How to run GPT4ALL in a private cloud
TLDR; check out https://github.com/drbh/gmessage for the latest code
Background
Large language models like ChatGPT and LlaMA are amazing technologies that are kinda like calculators for simple knowledge task like writing text or code.
I wont get into the weeds, but at the core, these technologies are using precise statistical analysis to generate text that is most likely to occur next.
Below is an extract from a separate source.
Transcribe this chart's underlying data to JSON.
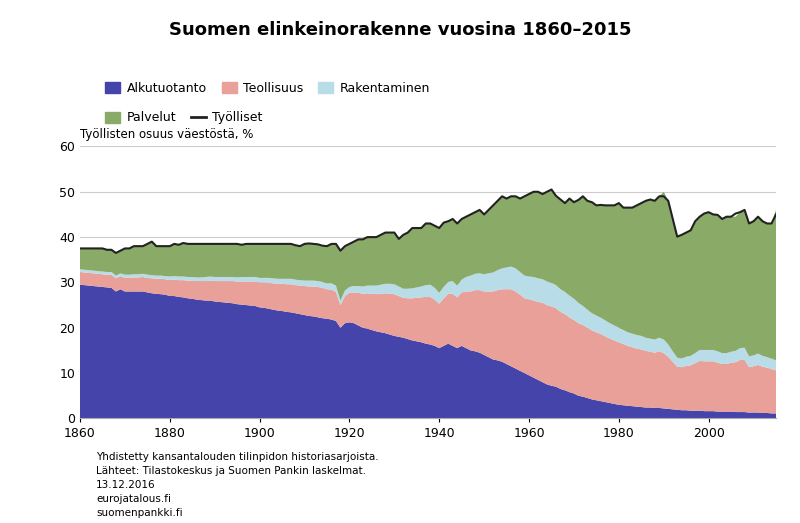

The models can do this, because they have seen a large amount of text (way more text than any human can read) and they optimize their statistical guesses using the text as the source of truth.
LLM’s have already proven very helpful for a number of tasks, but because of their technical complexity there are very few providers of these models.
Fortunately, some really smart people have deciphered the open source models shared by large organizations and reduced their size and hardware requirements by drastic amounts. Resulting in the ability to run these models on everyday machines.
I especially want to point out the work done by ggerganov; llama.cpp which enables much of the low left mathematical operations, and Nomic AI’s GPT4ALL which provide a comprehensive layer to interact with many LLM models. I encourage the readers to check out these awesome projects!
In addition to running models locally, I’ve been seeking a way to run my own LLM in a personal private network and interact with it in my browser similar to ChatGPT.
Since GPT4ALL had just released their Golang bindings I thought it might be a fun project to build a small server and web app to serve this use case.
Later that day gmessage was born: https://github.com/drbh/gmessage
gmessage is yet another web interface for gpt4all with a couple features that I found useful like search history, model manager, themes and a topbar app.
While the application is still in it’s early days the app is reaching a point where it might be fun and useful to others, and maybe inspire some Golang or Svelte devs to come hack along on open source AI tech!
What’s the end result
Before scrolling down and dedicating 5 minutes to setting this up, what is the end result? Whadda I get?
🔍 Search
🎨 Themes
⚙️ Model Download Manager
There are other features currently implemented like text-to-speech and both a desktop and web version. As well as many more features being worked on now.
How to run right now
docker run -p 10999:10999 drbh/gmessage:v0.0.0
or if you just want to see the UI and test it out you can test it here
How to deploy in your own cloud
First clone the repo
git clone https://github.com/drbh/gmessages.git
Next, since we want to deploy this remotely we’ll need to use a cloud provider.
For simplicity and low cost we’ll use Fly.io to deploy our Dockerfile with only a few commands
fly launch
Great! That was easy, now we just wait for the process to complete and fly will share a custom url with you.
Note; you’re server is not secured by any authorization or authentication so anyone who has that link can use your LLM.
Additionally if you want to run it via docker you can use the following commands.
docker build -t gmessage .
docker run -p 10999:10999 gmessage
In production its important to secure you’re resources behind a auth service or currently I simply run my LLM within a person VPN so only my devices can access it.
If you’re interested or currently building large distributed networks with open source LLM’s please reach out!
Conclusion
It’s early days for open source LLMs and privacy preserving AIs. While the models are not perfect now, progress is happening fast and every day new advancements are made!
Its also early days for gmessage and we can use all the help we can get to build a fun and helpful chat interface, please think about contributing or trying out the project!